Special economic zones for restoring American space dominance
Hwang, Tim y Quade MacDonald [2025], "Special economic zones for restoring American space dominance", SpaceNews, 13 de octubre, https://spacenews.com/special-economic-zones-for-restoring-american-spac...
Tim Hwang es un experto en derecho y política tecnológica. Trabaja en innovación y seguridad nacional, ha ocupado puestos directivos en Substack y Google, y escribió Subprime Attention Crisis sobre las fallas del mercado de la publicidad programática.
Quade MacDonald es investigador asociado no residente en la Foundation for American Innovation y fellow en el Roots of Progress Institute, donde estudia los cuellos de botella en la política industrial espacial y las tecnologías espaciales emergentes.
El artículo sostiene que la verdadera disputa entre Estados Unidos y China no es quién pisa primero la Luna, sino quién logra dominar el espacio en su conjunto. Mientras se presenta el programa Artemis como una “carrera”, lo cierto es que este proyecto está atado a viejas estructuras industriales y a un sistema regulatorio que frena su avance. El uso del Space Launch System, cargado de intereses políticos y retrasos, y la subutilización de Starship de SpaceX —limitada por fallos técnicos y procesos regulatorios extensos— muestran que Estados Unidos no está preparado para competir seriamente.
China, en contraste, avanza con una capacidad industrial masiva y diversificada: cuenta con 51 sitios de producción de cohetes en sus principales empresas, ha logrado hitos como el primer reabastecimiento orbital y pruebas exitosas de su módulo lunar Lanyue, y se perfila para establecer una base en el polo sur lunar antes que Estados Unidos, incluso con miras a Marte. Este poder deriva de su transformación económica iniciada en los años setenta, cuando el país pasó de estar entre los más pobres del mundo a convertirse hoy en día en la mayor potencia manufacturera.

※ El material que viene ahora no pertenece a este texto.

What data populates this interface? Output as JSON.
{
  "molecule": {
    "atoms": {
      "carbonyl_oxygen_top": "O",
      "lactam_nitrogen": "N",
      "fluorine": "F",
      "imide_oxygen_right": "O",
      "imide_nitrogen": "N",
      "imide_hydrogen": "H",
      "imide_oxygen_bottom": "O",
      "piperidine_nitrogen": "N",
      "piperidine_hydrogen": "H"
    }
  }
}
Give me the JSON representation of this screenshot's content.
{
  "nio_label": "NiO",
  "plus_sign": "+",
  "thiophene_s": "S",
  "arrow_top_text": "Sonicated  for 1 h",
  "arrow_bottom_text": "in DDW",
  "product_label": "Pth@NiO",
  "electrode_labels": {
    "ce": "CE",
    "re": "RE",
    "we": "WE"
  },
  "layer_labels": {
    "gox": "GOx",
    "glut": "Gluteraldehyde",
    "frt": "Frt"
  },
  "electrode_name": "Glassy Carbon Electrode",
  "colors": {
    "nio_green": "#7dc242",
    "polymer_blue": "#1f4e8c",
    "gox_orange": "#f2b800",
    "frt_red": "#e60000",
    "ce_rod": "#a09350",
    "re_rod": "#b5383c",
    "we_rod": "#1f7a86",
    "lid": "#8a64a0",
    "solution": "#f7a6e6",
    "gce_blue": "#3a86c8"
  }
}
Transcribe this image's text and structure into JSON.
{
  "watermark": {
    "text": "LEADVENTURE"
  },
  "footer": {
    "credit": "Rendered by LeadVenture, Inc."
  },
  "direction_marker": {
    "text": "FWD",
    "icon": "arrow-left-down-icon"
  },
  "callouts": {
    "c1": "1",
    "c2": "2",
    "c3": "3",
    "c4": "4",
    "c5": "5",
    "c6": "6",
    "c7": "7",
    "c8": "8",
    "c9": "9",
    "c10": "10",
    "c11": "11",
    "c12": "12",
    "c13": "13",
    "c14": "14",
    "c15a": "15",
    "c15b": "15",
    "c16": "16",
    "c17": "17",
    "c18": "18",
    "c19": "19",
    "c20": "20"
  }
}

Las zonas económicas especiales (SEZs, por su sigla en inglés) fueron decisivas: liberaron a la industria de trabas burocráticas, atrajeron inversión extranjera y convirtieron ciudades como Shenzhen en polos tecnológicos globales. Allí surgió el concepto de Shenzhen speed, que describe la capacidad de construir rascacielos y megaproyectos en tiempos récord, en contraste con los procesos largos y burocráticos que caracterizan a Occidente. Esa rapidez industrial es también la base material de su actual dominio espacial.
El sistema regulatorio estadounidense es un obstáculo decisivo: casos como el retraso de Varda Space Industries por permisos de reentrada, o las “exigencias absurdas en evaluaciones ambientales que ralentizan a SpaceX” según Elon Musk, ilustran cómo la burocracia reduce la cadencia de lanzamientos y, con ello, la capacidad de prueba y perfeccionamiento tecnológico.
La propuesta central es replicar el modelo chino mediante SEZs aplicadas al sector espacial estadounidense. Un ejemplo sería el Space Coast Compact, un pacto interestatal entre Texas, Florida, Luisiana, Misisipi y Alabama para crear una zona económica especial que impulse infraestructura, nuevos puertos espaciales, fábricas de cohetes y proyectos de manufactura en órbita.
Los autores sostienen que Estados Unidos tiene los recursos y la innovación suficiente para superar a China, pero el verdadero obstáculo para que recupere el liderazgo espacial es la maraña regulatoria y la lentitud institucional que frenan su industria. En todo caso, si no replantea sus estructuras regulatorias mediante zonas económicas especiales, el país corre el riesgo de quedar definitivamente rezagado.
La disputa por la hegemonía expresa la tensión estructural del capitalismo contemporáneo: no se trata de quién acumula más poder en un terreno específico, sino de quién logra imponer el ritmo y las reglas de la expansión global. El espacio exterior funciona como un laboratorio de esta pugna, donde se revela que la hegemonía depende tanto de la capacidad de producir infraestructuras críticas como de acelerar su despliegue. China, al transformar su condición periférica en liderazgo tecnológico mediante zonas económicas especiales y una velocidad de construcción inédita, muestra que la hegemonía se funda en la reorganización radical de las condiciones materiales. Estados Unidos, atrapado en su propia burocracia, evidencia cómo las estructuras institucionales pueden convertirse en un límite interno para sostener el liderazgo. Así, la competencia espacial no es un episodio aislado, sino la manifestación de una lucha más amplia por definir el horizonte civilizatorio y el control de los tiempos históricos.